After our guest season was over, we sent most of our horses down in a semi to our lower ranch where they were grazing on wide areas and had little contact with people. In the spring when they came back up for the summer 3 Dot was pretty wild again, but we tried to work with her when we had the time. Another winter and summer went by without making great progress. We had plenty of other young horses to work with which had been accustomed to people from birth and so we didn’t have the luxury of spending vast amounts of time on her. It is striking how much friendlier horses become to humans when they have had pleasant and frequent contacts with them from birth. Then something happened which changed the whole picture.
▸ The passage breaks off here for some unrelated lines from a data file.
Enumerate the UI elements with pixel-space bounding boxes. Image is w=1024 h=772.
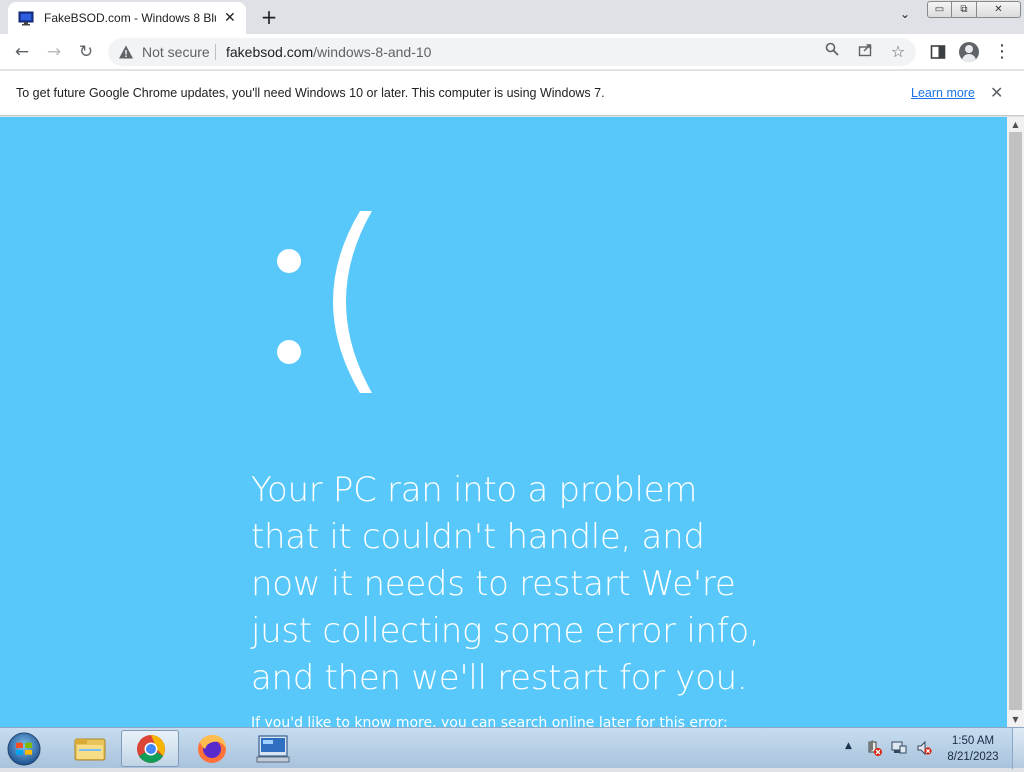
tray-expand-arrow-icon[interactable]: ▲ bbox=[845, 741, 852, 751]
taskbar-chrome[interactable] bbox=[121, 730, 179, 767]
forward-icon[interactable]: → bbox=[42, 40, 66, 64]
sad-face-upper-dot bbox=[277, 249, 301, 273]
share-icon[interactable] bbox=[855, 42, 875, 62]
action-center-icon[interactable] bbox=[866, 740, 882, 756]
kebab-menu-icon[interactable]: ⋮ bbox=[990, 40, 1014, 64]
scrollbar-thumb[interactable] bbox=[1009, 132, 1022, 710]
clock-date: 8/21/2023 bbox=[947, 751, 999, 763]
clock-time: 1:50 AM bbox=[951, 735, 995, 747]
bsod-main-message: Your PC ran into a problem that it could… bbox=[251, 470, 760, 698]
windows-taskbar: ▲ 1:50 AM 8/21/2023 bbox=[0, 727, 1024, 769]
tab-strip: FakeBSOD.com - Windows 8 Blue ✕ + ⌄ ▭ ⧉ … bbox=[0, 0, 1024, 34]
scroll-up-arrow-icon[interactable]: ▲ bbox=[1007, 117, 1024, 132]
url-path: /windows-8-and-10 bbox=[313, 44, 432, 60]
bookmark-star-icon[interactable]: ☆ bbox=[888, 42, 908, 62]
window-controls: ▭ ⧉ ✕ bbox=[927, 1, 1021, 18]
profile-avatar-icon[interactable] bbox=[959, 42, 979, 62]
page-scrollbar[interactable]: ▲ ▼ bbox=[1007, 117, 1024, 727]
infobar-message: To get future Google Chrome updates, you… bbox=[16, 86, 605, 100]
bsod-page: Your PC ran into a problem that it could… bbox=[0, 117, 1007, 727]
zoom-icon[interactable] bbox=[822, 42, 842, 62]
system-clock[interactable]: 1:50 AM 8/21/2023 bbox=[942, 733, 1004, 765]
taskbar-explorer[interactable] bbox=[61, 730, 119, 767]
folder-icon bbox=[74, 738, 106, 761]
learn-more-link[interactable]: Learn more bbox=[911, 86, 975, 100]
new-tab-button[interactable]: + bbox=[258, 6, 280, 28]
security-status-label[interactable]: Not secure bbox=[142, 44, 210, 60]
firefox-icon bbox=[198, 734, 226, 763]
update-infobar: To get future Google Chrome updates, you… bbox=[0, 71, 1024, 116]
volume-muted-icon[interactable] bbox=[916, 740, 932, 756]
scroll-down-arrow-icon[interactable]: ▼ bbox=[1007, 712, 1024, 727]
side-panel-icon[interactable] bbox=[926, 40, 950, 64]
tab-active[interactable]: FakeBSOD.com - Windows 8 Blue ✕ bbox=[8, 2, 246, 34]
monitor-favicon-icon bbox=[18, 10, 34, 26]
sad-face-lower-dot bbox=[277, 340, 301, 364]
tab-search-icon[interactable]: ⌄ bbox=[894, 7, 916, 29]
remote-desktop-icon bbox=[256, 735, 290, 763]
restore-button[interactable]: ⧉ bbox=[952, 1, 977, 18]
minimize-button[interactable]: ▭ bbox=[927, 1, 952, 18]
bsod-sub-message: If you'd like to know more, you can sear… bbox=[251, 715, 728, 727]
url-text[interactable]: fakebsod.com/windows-8-and-10 bbox=[226, 44, 431, 60]
omnibox-divider bbox=[215, 44, 216, 60]
taskbar-firefox[interactable] bbox=[183, 730, 241, 767]
url-host: fakebsod.com bbox=[226, 44, 314, 60]
tab-close-icon[interactable]: ✕ bbox=[224, 10, 236, 26]
tab-title: FakeBSOD.com - Windows 8 Blue bbox=[44, 11, 216, 25]
show-desktop-button[interactable] bbox=[1012, 728, 1024, 769]
taskbar-remote-desktop[interactable] bbox=[244, 730, 302, 767]
back-icon[interactable]: ← bbox=[10, 40, 34, 64]
reload-icon[interactable]: ↻ bbox=[74, 40, 98, 64]
warning-icon[interactable] bbox=[118, 44, 134, 60]
start-button-icon[interactable] bbox=[4, 730, 44, 768]
browser-toolbar: ← → ↻ Not secure fakebsod.com/windows-8-… bbox=[0, 34, 1024, 70]
chrome-icon bbox=[137, 735, 165, 763]
infobar-close-icon[interactable]: ✕ bbox=[990, 83, 1003, 102]
sad-face-emoticon bbox=[277, 211, 372, 393]
sad-face-parenthesis bbox=[333, 211, 372, 393]
close-window-button[interactable]: ✕ bbox=[977, 1, 1021, 18]
network-icon[interactable] bbox=[891, 740, 907, 756]
address-bar[interactable]: Not secure fakebsod.com/windows-8-and-10… bbox=[108, 38, 916, 66]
3 Dot came down to the corral one day with a lump on her esophagus and it became evident that she was having trouble swallowing. We had to treat her with antibiotics so we ran her up a shoot and gave her a series of injections which reduced the size of the lump so that she began eating and drinking again without trouble. Several months later, just before trucking the horses down to their winter pasture, we noticed that 3 Dot was feeling unwell. The vet diagnosed an abscess on her old wound and said there was not much he could do; it would just have to heal itself. We put her in a corral by herself and started giving her small handfuls of tender green grass from the watered lawn in front of the lodge whenever we went by. It was so painful for her to try to swallow that she began to give a kind of scream when she tried. It was a heartrending scene and she was losing weight. After ten days or so we decided we had to put her down rather than prolong the agony. None of us could bear to do it so we called the vet who was supposed to come the next day.
Thank heavens he was delayed and put off his visit a day. Miraculously on the very day he was supposed to come she began to eat a bit and take some water. I have seen this several times with people and horses. All the conventional wisdom says no recovery is possible. Then Mother Nature takes over and the patient gets a new lease on life. As I write this at my desk ten years later 3 Dot is still with us as a valued member of our family.
All the attention she had received during her sickness made a huge difference and after that she was much easier to approach and more friendly and trusting of humans. One person she doesn’t like to this day though is Tracy, our head wrangler for the last 15 years and more. Tracy was the one who gave her that long series of shots which she did not understand or appreciate.
The next year it was time to start 3 Dot’s training and we put her through Linda’s wonderful horse training clinic and backed her with no major problems. After a season of being ridden by wranglers we started giving her to guests and most of them got along very well with her. She is round as a barrel so that she has to be cinched up tight to hold the saddle, but she has become one of our most reliable horses. We have several other Mustangs in our herd, but there is something very special about 3 Dot who came straight to us from the Wild. That must have been more than a decade ago now, but to this day 3 Dot and Paddywack remain inseparable and long may they be happy here!